Throughout "Journeys of a Sufi Musician" Erguner relates revealing, often unintentionally amusing, stories about the Sufi sects he comes across in Europe and the U.S. He notes the "constipated" attitude of G.I. Gurdjieff's second generation of followers. He relates the inane questions slung in his direction by various students of Carl Jung. He slams the proselytism of Sheikh Muzaffar's brand of Sufism in the U.S.
Far worse, however, are the orientalists and ethno-musicologists who want to interpret the structure and form of Erguner's music but don't want to hear him contradict their theories.
At the same time, Erguner laments the commercial cheese that corrupts whirling dervish companies throughout Turkey, slated to perform at weddings and for busloads of tourists.
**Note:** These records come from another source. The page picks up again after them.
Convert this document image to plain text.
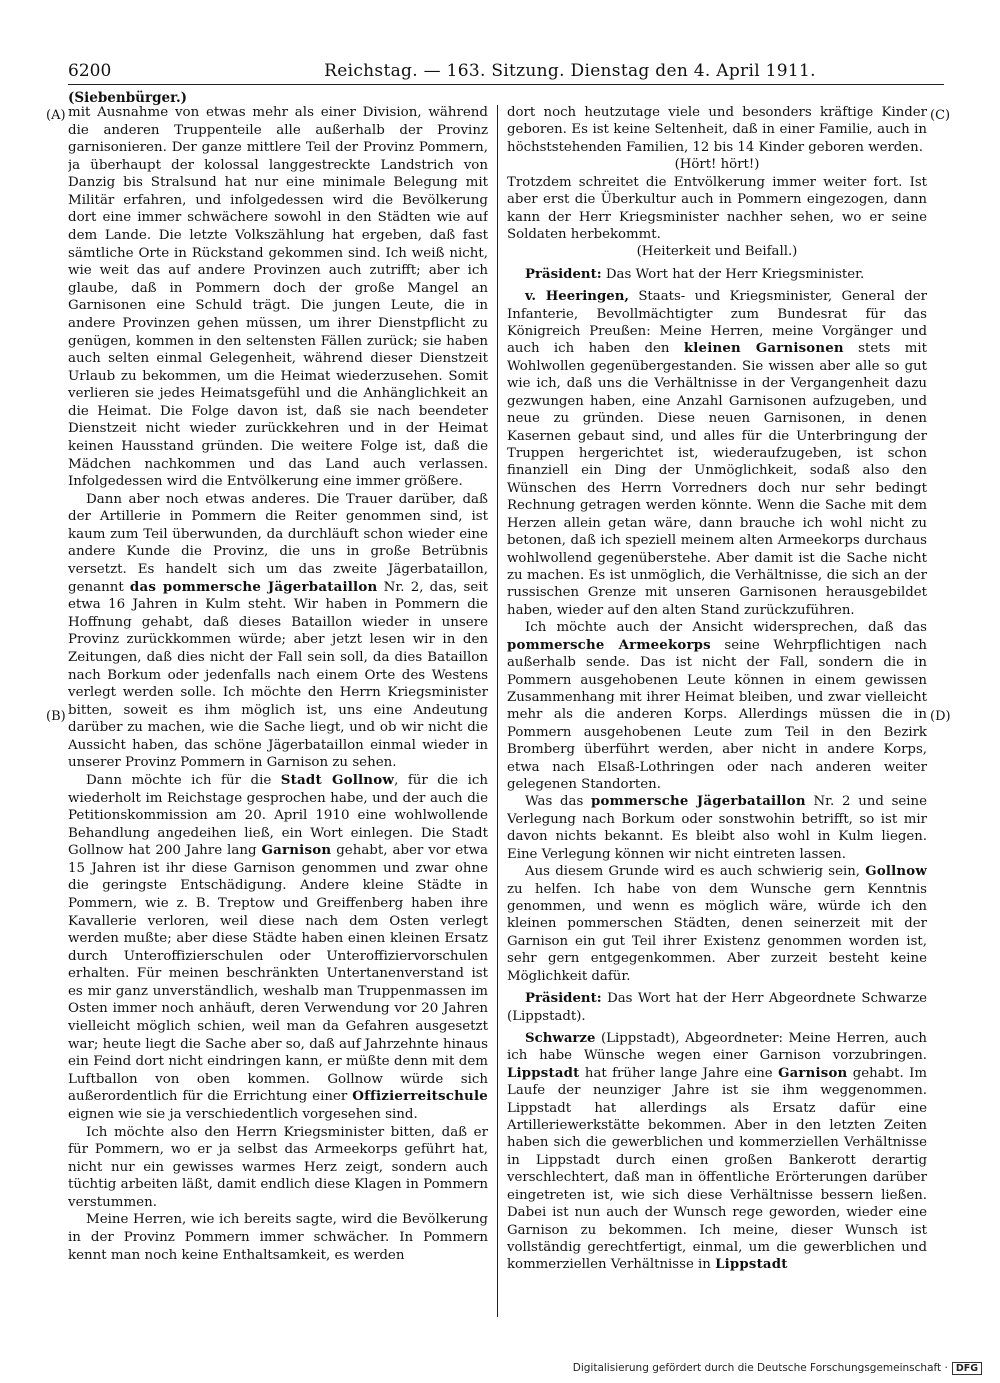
6200	Reichstag. — 163. Sitzung. Dienstag den 4. April 1911.
(Siebenbürger.)
(A)
(B)
(C)
(D)

mit Ausnahme von etwas mehr als einer Division, während die anderen Truppenteile alle außerhalb der Provinz garnisonieren. Der ganze mittlere Teil der Provinz Pommern, ja überhaupt der kolossal langgestreckte Landstrich von Danzig bis Stralsund hat nur eine minimale Belegung mit Militär erfahren, und infolgedessen wird die Bevölkerung dort eine immer schwächere sowohl in den Städten wie auf dem Lande. Die letzte Volkszählung hat ergeben, daß fast sämtliche Orte in Rückstand gekommen sind. Ich weiß nicht, wie weit das auf andere Provinzen auch zutrifft; aber ich glaube, daß in Pommern doch der große Mangel an Garnisonen eine Schuld trägt. Die jungen Leute, die in andere Provinzen gehen müssen, um ihrer Dienstpflicht zu genügen, kommen in den seltensten Fällen zurück; sie haben auch selten einmal Gelegenheit, während dieser Dienstzeit Urlaub zu bekommen, um die Heimat wiederzusehen. Somit verlieren sie jedes Heimatsgefühl und die Anhänglichkeit an die Heimat. Die Folge davon ist, daß sie nach beendeter Dienstzeit nicht wieder zurückkehren und in der Heimat keinen Hausstand gründen. Die weitere Folge ist, daß die Mädchen nachkommen und das Land auch verlassen. Infolgedessen wird die Entvölkerung eine immer größere.

Dann aber noch etwas anderes. Die Trauer darüber, daß der Artillerie in Pommern die Reiter genommen sind, ist kaum zum Teil überwunden, da durchläuft schon wieder eine andere Kunde die Provinz, die uns in große Betrübnis versetzt. Es handelt sich um das zweite Jägerbataillon, genannt das pommersche Jägerbataillon Nr. 2, das, seit etwa 16 Jahren in Kulm steht. Wir haben in Pommern die Hoffnung gehabt, daß dieses Bataillon wieder in unsere Provinz zurückkommen würde; aber jetzt lesen wir in den Zeitungen, daß dies nicht der Fall sein soll, da dies Bataillon nach Borkum oder jedenfalls nach einem Orte des Westens verlegt werden solle. Ich möchte den Herrn Kriegsminister bitten, soweit es ihm möglich ist, uns eine Andeutung darüber zu machen, wie die Sache liegt, und ob wir nicht die Aussicht haben, das schöne Jägerbataillon einmal wieder in unserer Provinz Pommern in Garnison zu sehen.

Dann möchte ich für die Stadt Gollnow, für die ich wiederholt im Reichstage gesprochen habe, und der auch die Petitionskommission am 20. April 1910 eine wohlwollende Behandlung angedeihen ließ, ein Wort einlegen. Die Stadt Gollnow hat 200 Jahre lang Garnison gehabt, aber vor etwa 15 Jahren ist ihr diese Garnison genommen und zwar ohne die geringste Entschädigung. Andere kleine Städte in Pommern, wie z. B. Treptow und Greiffenberg haben ihre Kavallerie verloren, weil diese nach dem Osten verlegt werden mußte; aber diese Städte haben einen kleinen Ersatz durch Unteroffizierschulen oder Unteroffiziervorschulen erhalten. Für meinen beschränkten Untertanenverstand ist es mir ganz unverständlich, weshalb man Truppenmassen im Osten immer noch anhäuft, deren Verwendung vor 20 Jahren vielleicht möglich schien, weil man da Gefahren ausgesetzt war; heute liegt die Sache aber so, daß auf Jahrzehnte hinaus ein Feind dort nicht eindringen kann, er müßte denn mit dem Luftballon von oben kommen. Gollnow würde sich außerordentlich für die Errichtung einer Offizierreitschule eignen wie sie ja verschiedentlich vorgesehen sind.

Ich möchte also den Herrn Kriegsminister bitten, daß er für Pommern, wo er ja selbst das Armeekorps geführt hat, nicht nur ein gewisses warmes Herz zeigt, sondern auch tüchtig arbeiten läßt, damit endlich diese Klagen in Pommern verstummen.

Meine Herren, wie ich bereits sagte, wird die Bevölkerung in der Provinz Pommern immer schwächer. In Pommern kennt man noch keine Enthaltsamkeit, es werden

dort noch heutzutage viele und besonders kräftige Kinder geboren. Es ist keine Seltenheit, daß in einer Familie, auch in höchststehenden Familien, 12 bis 14 Kinder geboren werden.

(Hört! hört!)

Trotzdem schreitet die Entvölkerung immer weiter fort. Ist aber erst die Überkultur auch in Pommern eingezogen, dann kann der Herr Kriegsminister nachher sehen, wo er seine Soldaten herbekommt.

(Heiterkeit und Beifall.)

Präsident: Das Wort hat der Herr Kriegsminister.

v. Heeringen, Staats- und Kriegsminister, General der Infanterie, Bevollmächtigter zum Bundesrat für das Königreich Preußen: Meine Herren, meine Vorgänger und auch ich haben den kleinen Garnisonen stets mit Wohlwollen gegenübergestanden. Sie wissen aber alle so gut wie ich, daß uns die Verhältnisse in der Vergangenheit dazu gezwungen haben, eine Anzahl Garnisonen aufzugeben, und neue zu gründen. Diese neuen Garnisonen, in denen Kasernen gebaut sind, und alles für die Unterbringung der Truppen hergerichtet ist, wiederaufzugeben, ist schon finanziell ein Ding der Unmöglichkeit, sodaß also den Wünschen des Herrn Vorredners doch nur sehr bedingt Rechnung getragen werden könnte. Wenn die Sache mit dem Herzen allein getan wäre, dann brauche ich wohl nicht zu betonen, daß ich speziell meinem alten Armeekorps durchaus wohlwollend gegenüberstehe. Aber damit ist die Sache nicht zu machen. Es ist unmöglich, die Verhältnisse, die sich an der russischen Grenze mit unseren Garnisonen herausgebildet haben, wieder auf den alten Stand zurückzuführen.

Ich möchte auch der Ansicht widersprechen, daß das pommersche Armeekorps seine Wehrpflichtigen nach außerhalb sende. Das ist nicht der Fall, sondern die in Pommern ausgehobenen Leute können in einem gewissen Zusammenhang mit ihrer Heimat bleiben, und zwar vielleicht mehr als die anderen Korps. Allerdings müssen die in Pommern ausgehobenen Leute zum Teil in den Bezirk Bromberg überführt werden, aber nicht in andere Korps, etwa nach Elsaß-Lothringen oder nach anderen weiter gelegenen Standorten.

Was das pommersche Jägerbataillon Nr. 2 und seine Verlegung nach Borkum oder sonstwohin betrifft, so ist mir davon nichts bekannt. Es bleibt also wohl in Kulm liegen. Eine Verlegung können wir nicht eintreten lassen.

Aus diesem Grunde wird es auch schwierig sein, Gollnow zu helfen. Ich habe von dem Wunsche gern Kenntnis genommen, und wenn es möglich wäre, würde ich den kleinen pommerschen Städten, denen seinerzeit mit der Garnison ein gut Teil ihrer Existenz genommen worden ist, sehr gern entgegenkommen. Aber zurzeit besteht keine Möglichkeit dafür.

Präsident: Das Wort hat der Herr Abgeordnete Schwarze (Lippstadt).

Schwarze (Lippstadt), Abgeordneter: Meine Herren, auch ich habe Wünsche wegen einer Garnison vorzubringen. Lippstadt hat früher lange Jahre eine Garnison gehabt. Im Laufe der neunziger Jahre ist sie ihm weggenommen. Lippstadt hat allerdings als Ersatz dafür eine Artilleriewerkstätte bekommen. Aber in den letzten Zeiten haben sich die gewerblichen und kommerziellen Verhältnisse in Lippstadt durch einen großen Bankerott derartig verschlechtert, daß man in öffentliche Erörterungen darüber eingetreten ist, wie sich diese Verhältnisse bessern ließen. Dabei ist nun auch der Wunsch rege geworden, wieder eine Garnison zu bekommen. Ich meine, dieser Wunsch ist vollständig gerechtfertigt, einmal, um die gewerblichen und kommerziellen Verhältnisse in Lippstadt

Digitalisierung gefördert durch die Deutsche Forschungsgemeinschaft · DFG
And he works through serious questions about cultural Euro-centrism and conflating the entirety of the non-European world (from Turkey to India to China) into a single, monolithic "other."
Throughout the book, Erguner puzzles somewhat patiently over the fact that while many people all over the world have picked up on various elements of Sufi music, they have often, as it were, missed the point. The formal elements of music and dance at a dervish ceremony are a means rather than an end, meant to coax viewers and participants alike into a state of spiritual ecstasy.
"What counted above all," writes Erguner, "was what each one was experiencing in the depth of his being."
To that end, Erguner's book contains precious few passages about music per se. He writes with pared-down, unadorned prose about performing with friends and colleagues, about the transmission rather than the teaching of musical knowledge, and about improvisation versus classical training.
He tends to leave the music itself alone, offering instead a CD (packaged inside the book) of archival recordings from the tekke of Istanbul. That way, readers can take a moment's pause and listen for themselves.
Kudsi Erguner's "Journeys of a Sufi Musician" is out now from Saqi Books and available in bookstores throughout Beirut.